1つ前のDreamLIPの論文で,MLLMを使えば画像の詳細な情報をテキストで表現できると言っていましたが,MLLMの視覚能力の限界についての論文があったので読みました.
今回の論文
概要
上の図はGPT-4Vに写真と写真に関する問いをして,GPT-4Vが間違えた例.人間では決して間違えないような簡単な問題でもMLLMは間違えてしまう.そういったタスクについて分析し,それに対応するアプローチも提案している.
MLLMのどこが足を引っ張っているのか
この論文ではCLIPモデルが視覚的な詳細情報を欠いている点に焦点を当て,「CLIP-blind pairs」という新たなデータセットを作成し,視覚的限界を評価するためのベンチマーク(MMVP)を構築.

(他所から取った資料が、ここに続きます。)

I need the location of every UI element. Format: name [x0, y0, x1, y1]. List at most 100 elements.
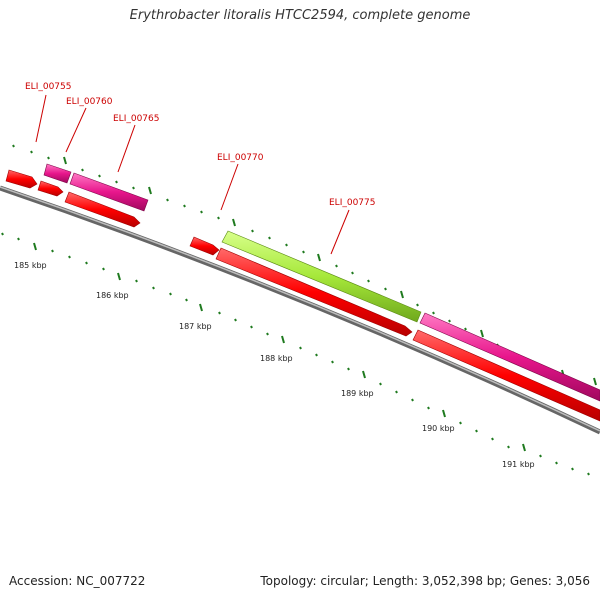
tick [117, 272, 121, 281]
gene-label[interactable]: ELI_00770 [217, 153, 264, 163]
tick [169, 292, 172, 296]
kbp-label: 190 kbp [422, 424, 455, 433]
tick [63, 156, 67, 165]
tick [571, 467, 574, 471]
tick [302, 250, 305, 254]
gene-arrow-forward[interactable] [189, 236, 220, 256]
tick [400, 290, 404, 299]
tick [285, 243, 288, 247]
tick [379, 382, 382, 386]
kbp-label: 187 kbp [179, 322, 212, 331]
gene-label[interactable]: ELI_00765 [113, 114, 160, 124]
kbp-labels: 185 kbp 186 kbp 187 kbp 188 kbp 189 kbp … [14, 261, 535, 469]
tick [593, 377, 597, 386]
genome-summary-text: Topology: circular; Length: 3,052,398 bp… [260, 574, 590, 588]
gene-arrow-reverse[interactable] [43, 163, 72, 184]
gene-arrow-forward[interactable] [37, 180, 64, 197]
tick [218, 311, 221, 315]
tick [135, 279, 138, 283]
tick [166, 198, 169, 202]
tick [362, 370, 366, 379]
tick [250, 325, 253, 329]
tick [98, 174, 101, 178]
tick [185, 298, 188, 302]
gene-arrow-forward[interactable] [64, 191, 141, 228]
tick [539, 454, 542, 458]
tick [384, 287, 387, 291]
leader-line [117, 124, 136, 173]
tick [464, 327, 467, 331]
tick [17, 237, 20, 241]
tick [335, 264, 338, 268]
tick [68, 255, 71, 259]
map-title: Erythrobacter litoralis HTCC2594, comple… [129, 8, 471, 23]
tick [1, 232, 4, 236]
tick [432, 311, 435, 315]
tick [522, 443, 526, 452]
tick [12, 144, 15, 148]
tick [587, 472, 590, 476]
tick [347, 367, 350, 371]
tick [200, 210, 203, 214]
tick [442, 409, 446, 418]
tick [459, 421, 462, 425]
tick [152, 286, 155, 290]
leader-line [35, 94, 47, 143]
tick [148, 186, 152, 195]
tick [416, 303, 419, 307]
accession-text: Accession: NC_007722 [9, 574, 146, 588]
gene-arrow-highlight[interactable] [221, 230, 422, 323]
tick [234, 318, 237, 322]
tick [33, 242, 37, 251]
leader-line [65, 107, 87, 153]
genome-backbone [0, 185, 600, 435]
tick [281, 335, 285, 344]
kbp-label: 191 kbp [502, 460, 535, 469]
tick [555, 461, 558, 465]
gene-arrow-forward[interactable] [412, 329, 600, 422]
gene-arrow-forward[interactable] [215, 247, 413, 337]
inner-ticks [1, 232, 590, 476]
tick [480, 329, 484, 338]
kbp-label: 188 kbp [260, 354, 293, 363]
tick [475, 429, 478, 433]
tick [411, 398, 414, 402]
outer-ticks [12, 144, 597, 387]
gene-label[interactable]: ELI_00775 [329, 198, 376, 208]
gene-labels: ELI_00755 ELI_00760 ELI_00765 ELI_00770 … [25, 82, 376, 208]
tick [199, 303, 203, 312]
tick [132, 186, 135, 190]
genes [5, 163, 600, 422]
tick [51, 249, 54, 253]
tick [251, 229, 254, 233]
tick [395, 390, 398, 394]
kbp-label: 189 kbp [341, 389, 374, 398]
tick [217, 216, 220, 220]
tick [183, 204, 186, 208]
gene-arrow-forward[interactable] [5, 169, 38, 189]
gene-label[interactable]: ELI_00760 [66, 97, 113, 107]
tick [85, 261, 88, 265]
tick [102, 267, 105, 271]
tick [268, 236, 271, 240]
tick [367, 279, 370, 283]
leader-line [220, 163, 239, 211]
tick [317, 253, 321, 262]
tick [351, 271, 354, 275]
kbp-label: 186 kbp [96, 291, 129, 300]
tick [299, 346, 302, 350]
gene-label[interactable]: ELI_00755 [25, 82, 72, 92]
tick [81, 168, 84, 172]
tick [491, 437, 494, 441]
tick [30, 150, 33, 154]
gene-arrow-reverse[interactable] [69, 172, 149, 212]
tick [331, 360, 334, 364]
tick [448, 319, 451, 323]
tick [507, 445, 510, 449]
tick [315, 353, 318, 357]
gene-arrow-reverse[interactable] [419, 312, 600, 402]
kbp-label: 185 kbp [14, 261, 47, 270]
tick [266, 332, 269, 336]
label-leaders [35, 94, 350, 255]
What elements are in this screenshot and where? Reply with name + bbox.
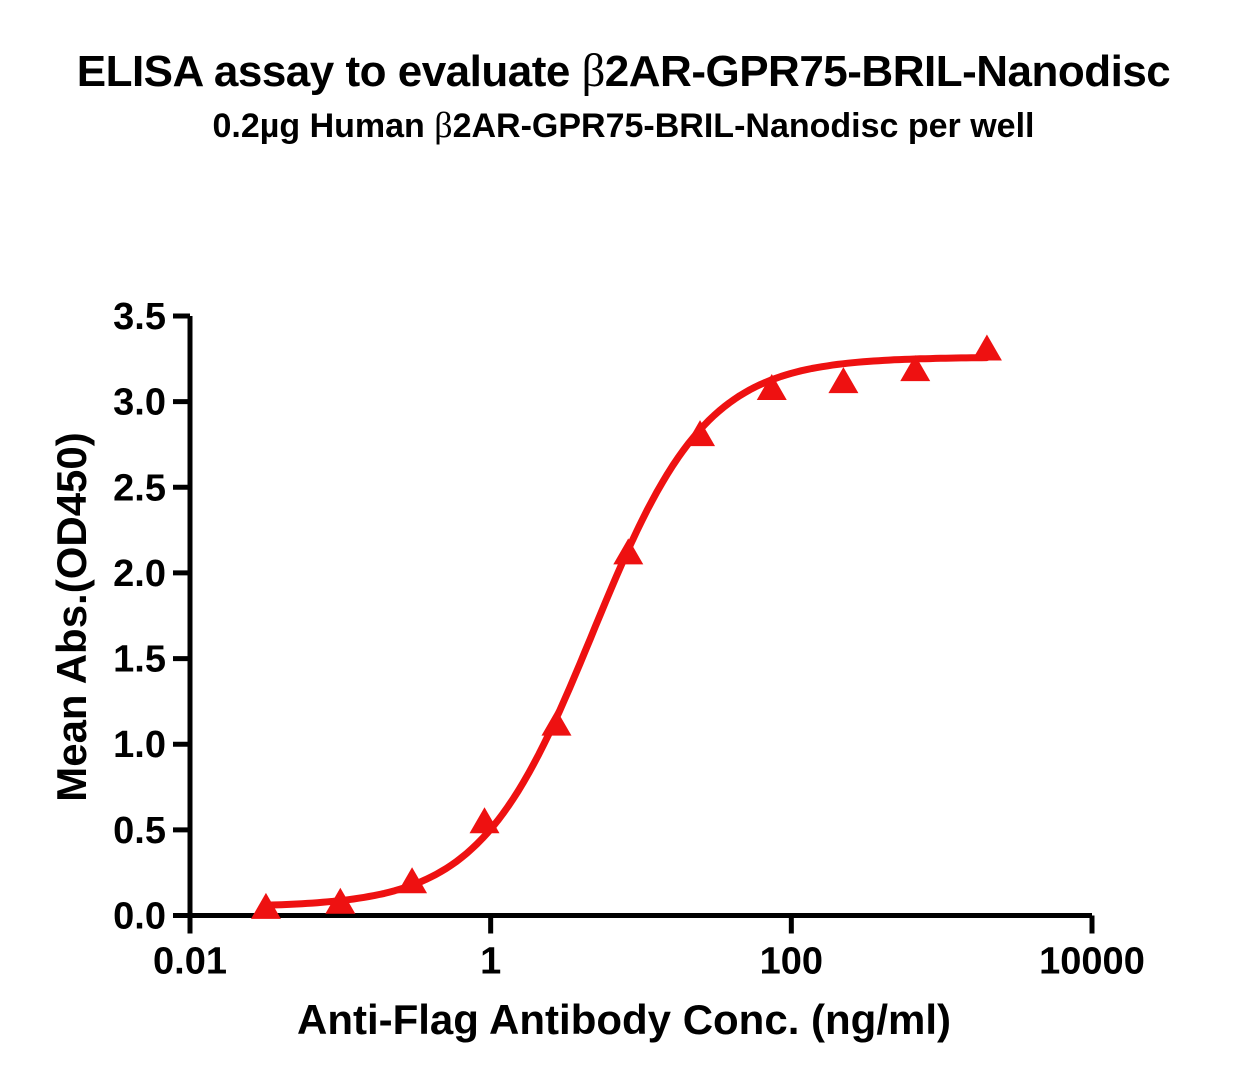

- Step1 : CLIPでの特徴空間上で近い且つ,DINOv2での特徴空間上で遠い画像ペア(CLIP-blind pairs)を探す
- Step2 : CLIP-blind pairsに対して人が視覚的相違に関する問題を作成
下の表はベンチマークを様々なMLLMに解かせた結果.最も性能が良いモデルでも40%ほど.
この論文で提案されているモデル
Standard MLLMに対し,Addictiv-MoF MLLM (A-MoF)とInterleaved-MoF MLLM (I-MoF)を提案.A-MoFではCLIPに加え,事前済みのDINO Encoderとの出力をAdapterに入力.I-MoFではCLIP EncoderとDINO EncoderそれぞれについてAdapterを用意し,Adapterの出力は交互に組み込んでLMに入力.
評価
- A-MoFの評価
SSL ratioはDINO Encoderの出力を使う割合.MMVPはこの論文で提案されているベンチマーク指標.LLaVAはinstruction-following capability,要するにLLMが指示に従う能力.
Standard MLLMと比べてMMVPは高くなるが,その代わりに指示が聞けなくなるというトレードオフが発生.
- I-MoFの評価
POPEはハルシネーションの評価.
I-MoFではStandard MLLMと比べるとMMVPも向上し,instruction-following capabilityも向上している.